HRH Emere Godwin Bebe Okpabi, the Paramount Ruler of Ogale, said: “Shell have polluted our land and our streams and drinking wells for years. Even when the UNEP report suggested that something urgent should be done, Shell did not even come to see our community or to talk to us. No-one is listening to us, no-one cares. We hope at last this case will force Shell clean up at long last.”

Bille Community

Bille is located in the Degema Local Government Area (LGA) in River State, Nigeria. Populated by nearly 13,000 residents, it is made up of a number of island towns and fishing settlements that are surrounded entirely by water.

Residents of Bille have traditionally relied on fishing to sustain their way of life, however, following the devastation caused by the spills emanating from an oil pipeline known as the Nembe Creek 30” Trunkline (NCTL) their livelihood has been destroyed.

Due to the proximity of buildings to the waterfront, most properties on Bille have been damaged by the pollution and residents have even been forced to stack sandbags outside their homes to try to prevent oil entering their properties.

The NCTL stretches for almost 100 kilometres and was built in 1981 and although money was recently spent to replace it, Shell failed to install leak detection systems to prevent and detect operational spills and/or protect against third party interference, known as bunkering, in breach of Nigerian legal standards.

According to the legal action, the creeks, mangroves and island communities in Bille have allegedly been devastated by oil emanating from the NCTL since the replacement of the Bille Section of the pipeline in 2010. It is alleged that 13,200 hectares of mangrove have been damaged by oil spilled from the Bille Pipelines and Infrastructure.

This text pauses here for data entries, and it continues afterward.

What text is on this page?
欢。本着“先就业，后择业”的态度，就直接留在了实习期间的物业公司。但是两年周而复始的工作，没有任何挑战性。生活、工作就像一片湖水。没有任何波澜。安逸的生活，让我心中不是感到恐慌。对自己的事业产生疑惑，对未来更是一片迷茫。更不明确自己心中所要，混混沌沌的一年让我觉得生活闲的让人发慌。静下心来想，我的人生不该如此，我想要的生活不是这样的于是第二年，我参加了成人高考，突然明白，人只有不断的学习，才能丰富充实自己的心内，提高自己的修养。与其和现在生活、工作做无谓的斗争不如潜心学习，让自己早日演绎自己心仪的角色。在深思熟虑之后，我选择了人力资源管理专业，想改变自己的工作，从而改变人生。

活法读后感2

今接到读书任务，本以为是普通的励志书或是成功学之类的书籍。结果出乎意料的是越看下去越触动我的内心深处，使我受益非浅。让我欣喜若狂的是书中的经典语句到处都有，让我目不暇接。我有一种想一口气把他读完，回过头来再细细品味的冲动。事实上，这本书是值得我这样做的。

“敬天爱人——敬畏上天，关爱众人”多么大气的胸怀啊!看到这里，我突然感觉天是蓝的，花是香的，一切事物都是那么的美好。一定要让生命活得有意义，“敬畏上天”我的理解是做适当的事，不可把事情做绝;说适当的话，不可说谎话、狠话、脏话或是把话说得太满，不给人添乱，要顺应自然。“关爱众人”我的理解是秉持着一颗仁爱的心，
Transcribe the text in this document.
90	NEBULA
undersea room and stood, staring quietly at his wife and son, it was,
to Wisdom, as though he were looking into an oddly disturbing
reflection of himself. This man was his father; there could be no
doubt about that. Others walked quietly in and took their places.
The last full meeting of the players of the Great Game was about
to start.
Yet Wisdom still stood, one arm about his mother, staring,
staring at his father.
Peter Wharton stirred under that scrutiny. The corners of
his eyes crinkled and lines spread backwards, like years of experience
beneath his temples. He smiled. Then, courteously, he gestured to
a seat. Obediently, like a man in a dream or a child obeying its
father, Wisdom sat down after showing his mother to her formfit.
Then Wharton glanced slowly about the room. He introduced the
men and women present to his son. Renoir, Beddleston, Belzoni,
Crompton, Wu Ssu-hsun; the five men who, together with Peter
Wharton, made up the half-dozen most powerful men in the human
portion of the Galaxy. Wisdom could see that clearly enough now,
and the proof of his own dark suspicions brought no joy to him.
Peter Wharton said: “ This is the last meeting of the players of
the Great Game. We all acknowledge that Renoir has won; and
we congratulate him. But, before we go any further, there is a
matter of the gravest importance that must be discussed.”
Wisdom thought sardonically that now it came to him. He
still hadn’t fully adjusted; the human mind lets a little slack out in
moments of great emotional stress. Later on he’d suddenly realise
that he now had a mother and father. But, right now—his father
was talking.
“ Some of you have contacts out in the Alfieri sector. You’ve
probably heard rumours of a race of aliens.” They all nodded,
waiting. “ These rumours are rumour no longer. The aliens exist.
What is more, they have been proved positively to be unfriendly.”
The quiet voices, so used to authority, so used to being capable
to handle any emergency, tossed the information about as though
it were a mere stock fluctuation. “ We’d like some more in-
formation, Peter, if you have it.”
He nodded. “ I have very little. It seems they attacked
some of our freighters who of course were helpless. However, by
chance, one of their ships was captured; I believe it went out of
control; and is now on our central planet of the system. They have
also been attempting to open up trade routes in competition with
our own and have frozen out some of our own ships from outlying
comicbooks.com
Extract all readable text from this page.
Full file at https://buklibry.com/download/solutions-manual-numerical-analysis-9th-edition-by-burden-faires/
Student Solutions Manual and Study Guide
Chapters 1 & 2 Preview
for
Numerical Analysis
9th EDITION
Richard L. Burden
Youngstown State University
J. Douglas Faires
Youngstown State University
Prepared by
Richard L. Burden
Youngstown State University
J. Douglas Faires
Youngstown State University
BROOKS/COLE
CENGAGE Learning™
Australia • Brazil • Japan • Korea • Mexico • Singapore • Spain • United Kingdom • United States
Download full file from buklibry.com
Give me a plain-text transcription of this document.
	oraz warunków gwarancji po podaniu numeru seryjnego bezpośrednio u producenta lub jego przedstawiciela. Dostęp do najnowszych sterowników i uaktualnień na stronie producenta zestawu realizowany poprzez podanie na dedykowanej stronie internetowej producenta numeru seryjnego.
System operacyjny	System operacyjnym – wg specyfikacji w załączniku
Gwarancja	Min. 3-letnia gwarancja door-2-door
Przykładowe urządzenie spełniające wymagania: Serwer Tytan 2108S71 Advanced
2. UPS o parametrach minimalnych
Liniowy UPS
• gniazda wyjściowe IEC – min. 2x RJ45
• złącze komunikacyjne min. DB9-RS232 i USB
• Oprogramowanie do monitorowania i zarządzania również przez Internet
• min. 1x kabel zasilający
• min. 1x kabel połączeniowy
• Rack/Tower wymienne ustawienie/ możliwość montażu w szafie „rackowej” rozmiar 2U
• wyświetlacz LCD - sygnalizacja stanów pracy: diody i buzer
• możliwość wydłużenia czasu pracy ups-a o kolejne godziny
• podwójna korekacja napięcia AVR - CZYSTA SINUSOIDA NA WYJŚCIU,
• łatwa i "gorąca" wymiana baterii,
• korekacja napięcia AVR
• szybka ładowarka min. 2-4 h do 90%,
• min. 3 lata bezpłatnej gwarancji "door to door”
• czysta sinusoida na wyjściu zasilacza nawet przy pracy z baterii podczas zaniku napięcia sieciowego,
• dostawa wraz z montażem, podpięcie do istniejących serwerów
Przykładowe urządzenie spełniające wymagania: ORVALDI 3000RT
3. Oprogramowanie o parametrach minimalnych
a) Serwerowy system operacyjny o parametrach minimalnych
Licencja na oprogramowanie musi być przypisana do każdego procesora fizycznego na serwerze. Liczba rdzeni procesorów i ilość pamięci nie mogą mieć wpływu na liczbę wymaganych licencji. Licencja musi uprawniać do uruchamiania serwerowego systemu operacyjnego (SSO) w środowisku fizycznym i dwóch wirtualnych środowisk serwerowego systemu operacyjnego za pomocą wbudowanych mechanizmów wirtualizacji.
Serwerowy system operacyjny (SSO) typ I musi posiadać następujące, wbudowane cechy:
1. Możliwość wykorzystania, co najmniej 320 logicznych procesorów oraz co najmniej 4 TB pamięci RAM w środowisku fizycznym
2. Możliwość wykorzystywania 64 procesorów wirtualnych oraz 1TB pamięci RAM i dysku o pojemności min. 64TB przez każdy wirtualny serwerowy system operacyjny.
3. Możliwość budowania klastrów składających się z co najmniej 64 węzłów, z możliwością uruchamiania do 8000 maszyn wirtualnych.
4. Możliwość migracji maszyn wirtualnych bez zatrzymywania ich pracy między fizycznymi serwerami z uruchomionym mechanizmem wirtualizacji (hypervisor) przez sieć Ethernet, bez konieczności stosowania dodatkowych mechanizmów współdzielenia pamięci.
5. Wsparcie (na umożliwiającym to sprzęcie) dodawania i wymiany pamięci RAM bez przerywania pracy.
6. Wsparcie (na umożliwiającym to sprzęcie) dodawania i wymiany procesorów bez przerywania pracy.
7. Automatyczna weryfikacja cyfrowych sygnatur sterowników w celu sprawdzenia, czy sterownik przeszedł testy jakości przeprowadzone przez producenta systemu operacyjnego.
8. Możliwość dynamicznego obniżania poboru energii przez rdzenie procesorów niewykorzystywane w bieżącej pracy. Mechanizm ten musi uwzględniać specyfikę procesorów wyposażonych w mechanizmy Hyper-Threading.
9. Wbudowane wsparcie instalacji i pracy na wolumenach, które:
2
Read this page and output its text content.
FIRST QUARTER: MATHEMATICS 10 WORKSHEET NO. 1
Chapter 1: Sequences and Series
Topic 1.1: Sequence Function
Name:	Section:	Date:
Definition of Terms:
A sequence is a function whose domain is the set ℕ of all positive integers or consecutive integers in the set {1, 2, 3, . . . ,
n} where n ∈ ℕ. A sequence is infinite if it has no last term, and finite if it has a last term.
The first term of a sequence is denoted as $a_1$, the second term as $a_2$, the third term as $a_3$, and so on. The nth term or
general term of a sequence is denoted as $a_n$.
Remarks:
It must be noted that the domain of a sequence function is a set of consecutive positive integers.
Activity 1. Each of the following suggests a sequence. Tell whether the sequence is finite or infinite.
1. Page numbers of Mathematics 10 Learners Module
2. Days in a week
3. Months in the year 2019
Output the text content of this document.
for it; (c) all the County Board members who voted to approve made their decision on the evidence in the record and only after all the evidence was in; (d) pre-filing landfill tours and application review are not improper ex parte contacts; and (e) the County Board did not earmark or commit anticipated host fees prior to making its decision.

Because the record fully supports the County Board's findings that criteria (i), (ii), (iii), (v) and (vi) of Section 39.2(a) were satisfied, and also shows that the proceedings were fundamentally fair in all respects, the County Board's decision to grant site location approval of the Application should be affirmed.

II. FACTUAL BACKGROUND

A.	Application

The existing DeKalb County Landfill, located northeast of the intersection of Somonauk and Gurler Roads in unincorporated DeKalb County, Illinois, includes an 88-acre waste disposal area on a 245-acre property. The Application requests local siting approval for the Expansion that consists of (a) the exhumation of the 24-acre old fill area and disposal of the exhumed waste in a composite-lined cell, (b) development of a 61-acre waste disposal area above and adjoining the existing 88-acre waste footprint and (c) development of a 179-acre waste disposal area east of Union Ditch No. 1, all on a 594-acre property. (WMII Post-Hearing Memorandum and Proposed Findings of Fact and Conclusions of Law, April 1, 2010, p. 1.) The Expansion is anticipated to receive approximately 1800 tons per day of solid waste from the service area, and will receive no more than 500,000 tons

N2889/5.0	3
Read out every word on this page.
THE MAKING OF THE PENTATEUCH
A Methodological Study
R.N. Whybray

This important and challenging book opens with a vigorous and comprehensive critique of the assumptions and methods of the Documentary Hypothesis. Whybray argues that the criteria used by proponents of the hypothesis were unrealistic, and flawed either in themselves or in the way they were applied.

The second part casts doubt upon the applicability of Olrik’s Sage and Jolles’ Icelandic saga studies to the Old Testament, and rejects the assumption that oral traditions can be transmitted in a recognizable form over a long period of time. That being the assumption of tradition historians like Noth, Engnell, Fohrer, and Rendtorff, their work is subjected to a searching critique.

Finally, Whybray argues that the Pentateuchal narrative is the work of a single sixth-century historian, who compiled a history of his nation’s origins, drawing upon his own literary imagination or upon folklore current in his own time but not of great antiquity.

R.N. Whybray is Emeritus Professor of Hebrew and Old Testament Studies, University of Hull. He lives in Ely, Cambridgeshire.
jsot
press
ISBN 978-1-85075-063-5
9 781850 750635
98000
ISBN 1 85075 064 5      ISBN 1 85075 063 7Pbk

The key issue in the claim will be whether Shell can be liable for failing to protect their pipelines from damage caused by third parties. In the judgment handed down in the Bodo litigation, it held that where it can be shown that Shell neglected to protect their pipelines properly, they could be liable for the damage arising from their neglect.

This claim seeks to confirm the findings of this judgment and if successful will mark a significant expansion in Shell’s liability for their activities in Nigeria.

Daniel Leader, partner in the International Group Claims team at Leigh Day said: “It is scandalous that four year after the UNEP Report Shell is yet to clean up its oil in either Ogale or Bille. Our client’s patience has now run out and we intend to force Shell to act since it is clear they have no intention of doing so on their own.

"Given the extent of the damage, we believe that the clean up costs for both communities will run into several hundred million pounds. 

“The claims from the thousands of individuals affected by this pollution, could run into tens of millions of pounds given the impact on these communities."